Он взял жену за руку, другой рукой достал из кармана и надел ей на палец золотое кольцо с бриллиантом в двенадцать карат. Вообще-то, он хотел заказать ювелиру камень побольше, но подумал, что Данута всё-таки провинилась перед ним, поэтому обойдётся и таким.
– Будем считать, что я простил тебя, – сказал он, не отпуская её руки. Потом добавил: – наполовину.
Это чтоб не расслаблялась и помнила, что гнев его страшен. И не вздумала искать своего ненаглядного.
Девочку назвали Златой. Анджей Собчак понимал, что именно этот ребёнок примирил его с женой и принёс умиротворение в их семейство. Поэтому дочь стала его любимым ребёнком, он уделял ей много времени, тетёшкался с ней – впервые за все годы отцовства. Это дитя получило отцовского внимания больше, чем все остальные дети графа Собчака, вместе взятые. Теми он вообще почти не интересовался.
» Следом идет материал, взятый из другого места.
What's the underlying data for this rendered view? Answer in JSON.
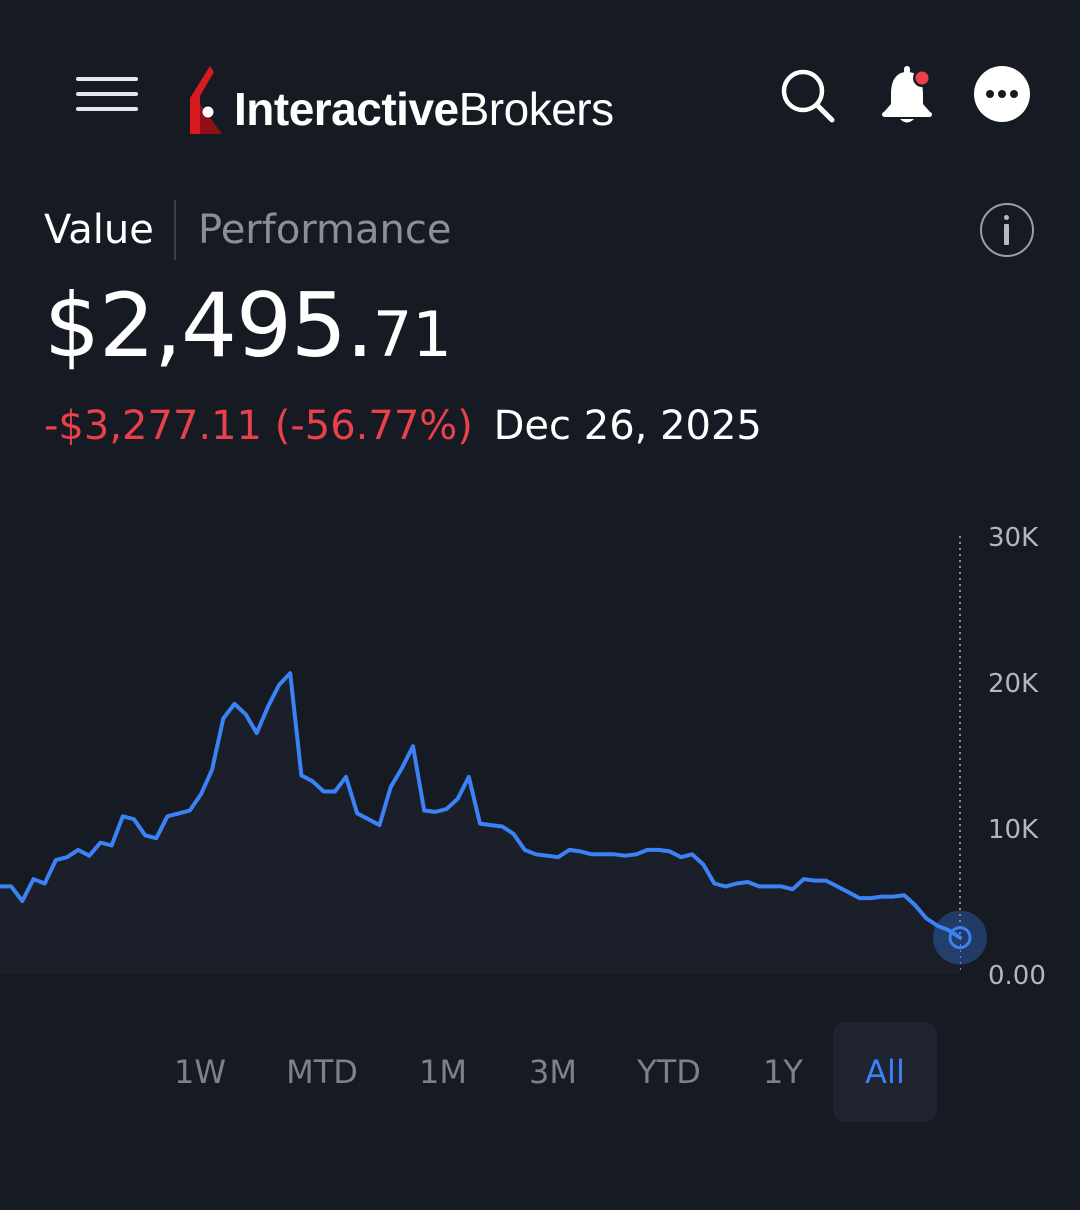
{
  "header": {
    "menu_icon": "hamburger-menu-icon",
    "logo": {
      "text_bold": "Interactive",
      "text_light": "Brokers",
      "mark_color": "#d71920"
    },
    "search_icon": "search-icon",
    "bell_icon": "notification-bell-icon",
    "more_icon": "more-options-icon"
  },
  "tabs": [
    {
      "label": "Value",
      "active": true
    },
    {
      "label": "Performance",
      "active": false
    }
  ],
  "info_icon": "info-icon",
  "balance": {
    "main": "$2,495.",
    "cents": "71"
  },
  "change": {
    "amount": "-$3,277.11",
    "percent": "(-56.77%)",
    "date": "Dec 26, 2025"
  },
  "colors": {
    "background": "#161a22",
    "line": "#3b82f6",
    "negative": "#e8414b",
    "muted": "#7d818a"
  },
  "chart_data": {
    "type": "line",
    "title": "",
    "xlabel": "",
    "ylabel": "",
    "ylim": [
      0,
      30000
    ],
    "yticks": [
      "30K",
      "20K",
      "10K",
      "0.00"
    ],
    "ytick_values": [
      30000,
      20000,
      10000,
      0
    ],
    "grid": false,
    "series": [
      {
        "values": [
          6000,
          6000,
          5000,
          6500,
          6200,
          7800,
          8000,
          8500,
          8100,
          9000,
          8800,
          10800,
          10600,
          9500,
          9300,
          10800,
          11000,
          11200,
          12300,
          14000,
          17500,
          18500,
          17800,
          16500,
          18300,
          19800,
          20600,
          13600,
          13200,
          12500,
          12500,
          13500,
          11000,
          10600,
          10200,
          12800,
          14100,
          15600,
          11200,
          11100,
          11300,
          12000,
          13500,
          10300,
          10200,
          10100,
          9600,
          8500,
          8200,
          8100,
          8000,
          8500,
          8400,
          8200,
          8200,
          8200,
          8100,
          8200,
          8500,
          8500,
          8400,
          8000,
          8200,
          7500,
          6200,
          6000,
          6200,
          6300,
          6000,
          6000,
          6000,
          5800,
          6500,
          6400,
          6400,
          6000,
          5600,
          5200,
          5200,
          5300,
          5300,
          5400,
          4700,
          3800,
          3300,
          3000,
          2495.71
        ]
      }
    ],
    "current_point": {
      "date": "Dec 26, 2025",
      "value": 2495.71
    }
  },
  "ranges": [
    {
      "label": "1W",
      "active": false
    },
    {
      "label": "MTD",
      "active": false
    },
    {
      "label": "1M",
      "active": false
    },
    {
      "label": "3M",
      "active": false
    },
    {
      "label": "YTD",
      "active": false
    },
    {
      "label": "1Y",
      "active": false
    },
    {
      "label": "All",
      "active": true
    }
  ]
}
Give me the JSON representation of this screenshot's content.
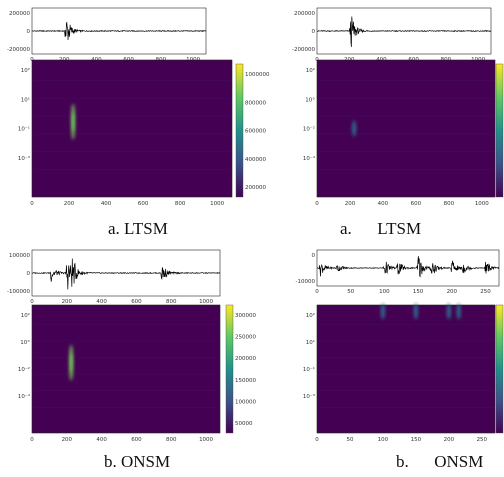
{
  "panels": [
    {
      "id": "tl",
      "caption": "a. LTSM",
      "wave_yticks": [
        "200000",
        "0",
        "-200000"
      ],
      "wave_xticks": [
        "0",
        "200",
        "400",
        "600",
        "800",
        "1000"
      ],
      "wave_bursts": [
        [
          210,
          1.0
        ]
      ],
      "spec_yticks": [
        "10²",
        "10¹",
        "10⁻¹",
        "10⁻³"
      ],
      "spec_xticks": [
        "0",
        "200",
        "400",
        "600",
        "800",
        "1000"
      ],
      "colorbar_ticks": [
        "1000000",
        "800000",
        "600000",
        "400000",
        "200000"
      ],
      "hotspots": [
        [
          222,
          0.55,
          1.0
        ]
      ]
    },
    {
      "id": "tr",
      "caption": "a.      LTSM",
      "wave_yticks": [
        "200000",
        "0",
        "-200000"
      ],
      "wave_xticks": [
        "0",
        "200",
        "400",
        "600",
        "800",
        "1000"
      ],
      "wave_bursts": [
        [
          210,
          0.9
        ]
      ],
      "spec_yticks": [
        "10²",
        "10°",
        "10⁻²",
        "10⁻⁴"
      ],
      "spec_xticks": [
        "0",
        "200",
        "400",
        "600",
        "800",
        "1000"
      ],
      "colorbar_ticks": [],
      "hotspots": [
        [
          225,
          0.5,
          0.5
        ]
      ]
    },
    {
      "id": "bl",
      "caption": "b. ONSM",
      "wave_yticks": [
        "100000",
        "0",
        "-100000"
      ],
      "wave_xticks": [
        "0",
        "200",
        "400",
        "600",
        "800",
        "1000"
      ],
      "wave_bursts": [
        [
          110,
          0.45
        ],
        [
          200,
          1.0
        ],
        [
          230,
          0.6
        ],
        [
          745,
          0.5
        ]
      ],
      "spec_yticks": [
        "10²",
        "10°",
        "10⁻²",
        "10⁻⁴"
      ],
      "spec_xticks": [
        "0",
        "200",
        "400",
        "600",
        "800",
        "1000"
      ],
      "colorbar_ticks": [
        "300000",
        "250000",
        "200000",
        "150000",
        "100000",
        "50000"
      ],
      "hotspots": [
        [
          225,
          0.55,
          0.85
        ]
      ]
    },
    {
      "id": "br",
      "caption": "b.      ONSM",
      "wave_yticks": [
        "0",
        "-10000"
      ],
      "wave_xticks": [
        "0",
        "50",
        "100",
        "150",
        "200",
        "250"
      ],
      "wave_bursts": [
        [
          5,
          0.5
        ],
        [
          30,
          0.3
        ],
        [
          100,
          0.6
        ],
        [
          120,
          0.5
        ],
        [
          150,
          1.0
        ],
        [
          170,
          0.7
        ],
        [
          200,
          0.55
        ],
        [
          215,
          0.5
        ],
        [
          250,
          0.45
        ]
      ],
      "spec_yticks": [
        "10²",
        "10¹",
        "10⁻¹",
        "10⁻³"
      ],
      "spec_xticks": [
        "0",
        "50",
        "100",
        "150",
        "200",
        "250"
      ],
      "colorbar_ticks": [],
      "hotspots": [
        [
          100,
          0.95,
          0.4
        ],
        [
          150,
          0.95,
          0.5
        ],
        [
          200,
          0.95,
          0.4
        ],
        [
          215,
          0.95,
          0.35
        ]
      ]
    }
  ],
  "colors": {
    "background": "#440154",
    "mid": "#21918c",
    "high": "#fde725",
    "trace": "#000000"
  }
}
И только Варя, одна-единственная душа на всём белом свете, знала тайну своей госпожи: Злата была дочерью Вариного брата Филиппа.
– Отец тебя недооценивает, – говорила Малгожата Адаму. – Он не допускает тебя к семейным делам и запрещает тебе быть собой. А ведь ты уже не маленький, ты имеешь право делать то, что хочешь.
Она намекала ему на его игорные страсти. Угрозы отца подействовали, он перестал играть. Он сумел подавить в себе тягу к зелёному сукну – так ему казалось. Когда Малгожата стала подталкивать его к тому, чтобы он делал то, что хочет – первым его желанием было увидеть партнёров по игре. Адам даже не заметил, что вновь попал в тенета игры.
А Малгожата тем временем не дремала. Она знала, что Данута не любит пасынка, а это означало, что надо было найти ещё и падчерицу Еву – дочь Каролины, водворённой назад в монастырь. Уж тогда Данута и вовсе с ума сойдёт от бешенства. И пусть они за наследство глотки друг другу перегрызут.
Малгоша не раз ездила на поклонение святым мощам в монастырь, где находилась Каролина, а ныне – сестра Тереза, содержавшаяся под особым надзором после побега. Она пообещала ей, что найдёт девочку, нужны лишь хоть какие-то зацепки – куда её могли отдать. Сестра Тереза, оглядываясь по сторонам (ведь ей не разрешали общаться ни с кем), шептала, что ей ничего о том неизвестно.
Тут мог помочь только Казимир Полонский. Ему Малгоша пообещала, что вернёт Адама за игорный стол – он так легко и много проигрывал, что его отсутствие очень сказывалось на других игроках.
– Я хочу, чтобы он снова сел играть, – поставил условие Казимир. – Он самоуверенный глупец, молокосос, считает себя равным нам, опытным игрокам, а потому проигрывает большие деньги. Папа его усердно оплачивает все долги. Нам такие олухи нужны.